Aslında sonrası yok diye düşününler de var. Erdoğan yenilince sonrası halloluyor zaten!
Yok hallolmuyor. Madem başkan oldun, memleketi düzlüğe çıkaracaksın.
Düzlükten herkesin anladığı da farklı. Kimisi dolar artmasıncı, kimisi Avrupa Birliği ve ABD ile aramız düzelsinci, kimisi iş derdinde, kimisi rant…
Biz kendi doğrumuzdan hareket edelim ve laiklik ilkesine sıkı sıkıya sarılan, insanın insanı sömürmesine karşı duran, bugünkü toplumsal sistemi sorgulayan, eşitliği savunan, ırkçılıktan tiksinen, yurtsever bir Cumhurbaşkanı adayı bulmaya çalışalım.
Bu özellikleri taşıyan bir değil, on binlerce kişi var kuşkusuz Türkiye’de. Ancak azıcık şöhret olacaksın, Erdoğan kültüyle baş edeceksin, ona laf yetiştireceksin.

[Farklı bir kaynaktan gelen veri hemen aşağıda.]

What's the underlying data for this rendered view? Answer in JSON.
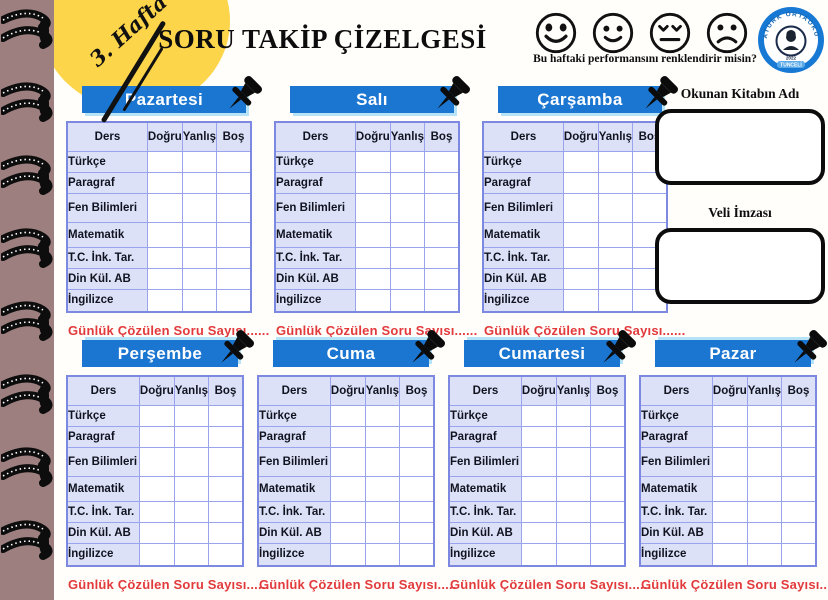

Hadi bunu da becerdin, o halde bütün bunları yaparken nereye dayanacaksın, gücünü nereden alacaksın?
Örgütsüz ve örgütsüz olduğu oranda pusulasız bir toplumu esenliğe çıkartmaktan söz ediyoruz.

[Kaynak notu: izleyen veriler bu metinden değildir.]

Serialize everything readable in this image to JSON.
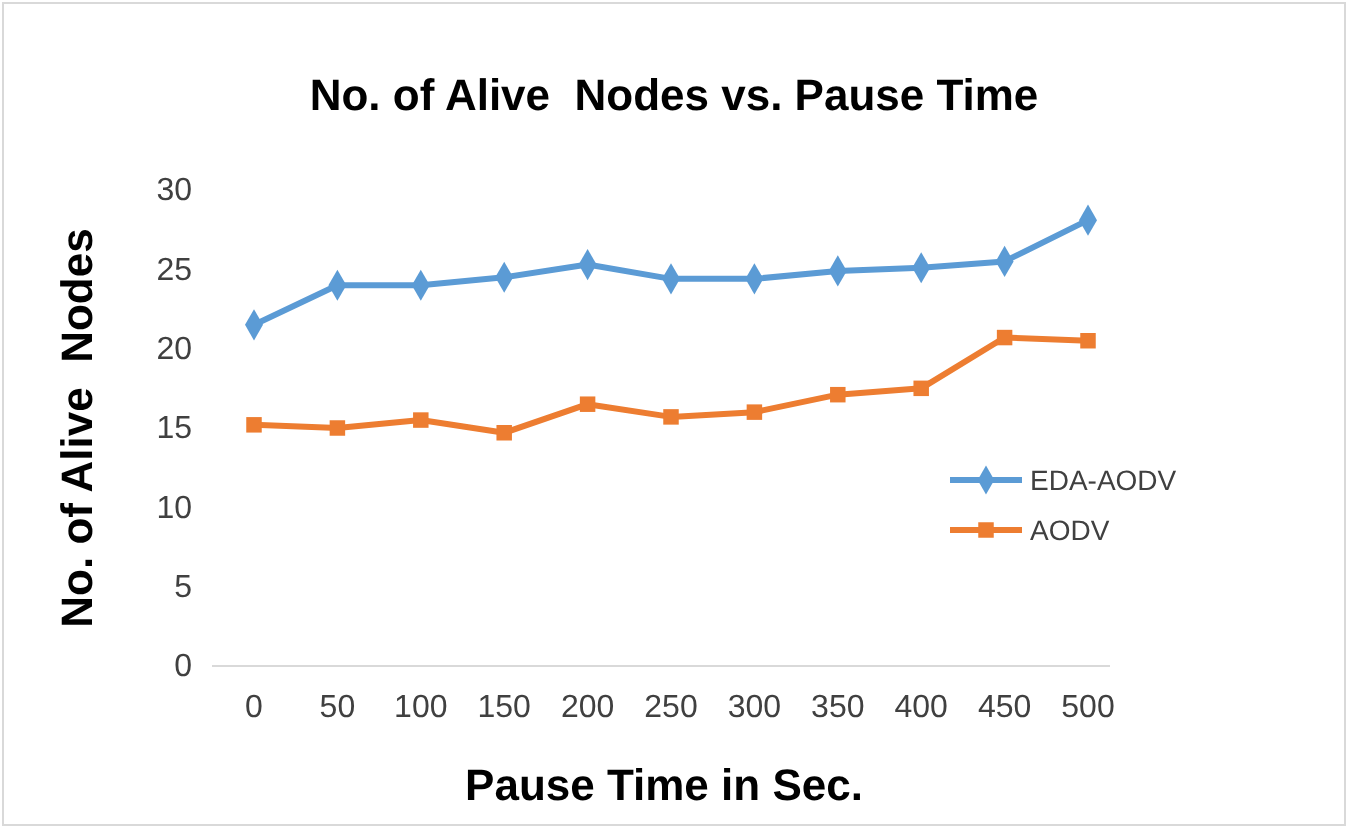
{
  "chart_data": {
    "type": "line",
    "title": "No. of Alive  Nodes vs. Pause Time",
    "xlabel": "Pause Time in Sec.",
    "ylabel": "No. of Alive  Nodes",
    "categories": [
      "0",
      "50",
      "100",
      "150",
      "200",
      "250",
      "300",
      "350",
      "400",
      "450",
      "500"
    ],
    "series": [
      {
        "name": "EDA-AODV",
        "color": "#5b9bd5",
        "marker": "diamond",
        "values": [
          21.5,
          24.0,
          24.0,
          24.5,
          25.3,
          24.4,
          24.4,
          24.9,
          25.1,
          25.5,
          28.1
        ]
      },
      {
        "name": "AODV",
        "color": "#ed7d31",
        "marker": "square",
        "values": [
          15.2,
          15.0,
          15.5,
          14.7,
          16.5,
          15.7,
          16.0,
          17.1,
          17.5,
          20.7,
          20.5
        ]
      }
    ],
    "ylim": [
      0,
      30
    ],
    "yticks": [
      0,
      5,
      10,
      15,
      20,
      25,
      30
    ],
    "legend": "right"
  }
}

Böyle şey yok. Lider, önemlidir, tarihte bireyin rolü diye bir şey vardır ama bugünün Türkiyesi’nde “bir kişi berbat etti, başka birisi düzeltir” beklentisi her açıdan zırvalıktır.
Üstelik bir kişi berbat etmiş filan değil, Türkiye’nin bugünkü durumunun sorumlusu sömürücü patron sınıfıdır, bu sınıfın egemen olduğu toplumsal sistemdir. Buradan “başkan”la filan çıkılmaz.

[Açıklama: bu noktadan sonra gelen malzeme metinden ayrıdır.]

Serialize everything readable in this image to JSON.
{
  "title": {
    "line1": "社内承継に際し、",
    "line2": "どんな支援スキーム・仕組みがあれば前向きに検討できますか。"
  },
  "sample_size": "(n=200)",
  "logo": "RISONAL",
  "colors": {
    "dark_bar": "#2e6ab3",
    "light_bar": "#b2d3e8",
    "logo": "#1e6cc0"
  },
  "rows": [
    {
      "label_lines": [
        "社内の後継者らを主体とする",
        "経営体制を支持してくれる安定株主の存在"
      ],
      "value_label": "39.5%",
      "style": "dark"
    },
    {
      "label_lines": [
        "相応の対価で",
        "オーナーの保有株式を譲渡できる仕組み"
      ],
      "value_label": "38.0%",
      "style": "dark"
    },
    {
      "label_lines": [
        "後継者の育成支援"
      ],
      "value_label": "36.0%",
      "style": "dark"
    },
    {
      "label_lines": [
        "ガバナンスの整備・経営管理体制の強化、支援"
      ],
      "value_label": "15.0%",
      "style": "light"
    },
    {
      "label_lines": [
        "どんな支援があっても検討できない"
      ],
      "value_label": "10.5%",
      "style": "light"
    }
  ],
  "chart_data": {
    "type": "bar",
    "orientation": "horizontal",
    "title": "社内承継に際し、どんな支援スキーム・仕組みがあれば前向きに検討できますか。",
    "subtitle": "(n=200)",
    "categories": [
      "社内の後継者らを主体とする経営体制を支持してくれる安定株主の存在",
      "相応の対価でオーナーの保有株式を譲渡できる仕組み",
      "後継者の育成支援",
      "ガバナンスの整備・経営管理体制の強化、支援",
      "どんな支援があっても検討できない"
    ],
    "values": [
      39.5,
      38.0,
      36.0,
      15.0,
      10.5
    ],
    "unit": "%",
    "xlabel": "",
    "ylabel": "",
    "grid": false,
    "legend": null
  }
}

Tersine “başkan” fikrine karşı durarak, toplumu göreve çağırarak, örgütlü siyasetin altını kalın kalın çizerek kurtuluş yoluna girilir. Sermaye sınıfı için ipleri tek kişinin elinde toplamanın avantajları vardır, nasılsa sömürü çarkı dönmekte, tek kişi ise işleri kolaylaştırıp kitleleri uyutabilmektedir.
Oysa halk için tek çıkış yolu, bir ortak irade, bir toplumsal irade oluşturmak, gerekiyorsa liderleri bu iradeye dayanarak yaratmaktır.
Yok bu irade olmasın, vatandaşın biri çıksın yensin Erdoğan’ı, sonra da hep birlikte ihya olalım. Hadi ya!
Geçiniz… “Yar bana bir başkan adayı” diye kıvranıp durmak yerine, her tarafından başkan fışkıran bu ülkenin nasıl bu kadar aciz hale getirildiği sorusuna cesur bir yanıt vermek gerekir.
Türkiye’nin önceliği başkan değil bizzat cumhurun kendisidir, onun ayağa kalkması, kendine gelmesi…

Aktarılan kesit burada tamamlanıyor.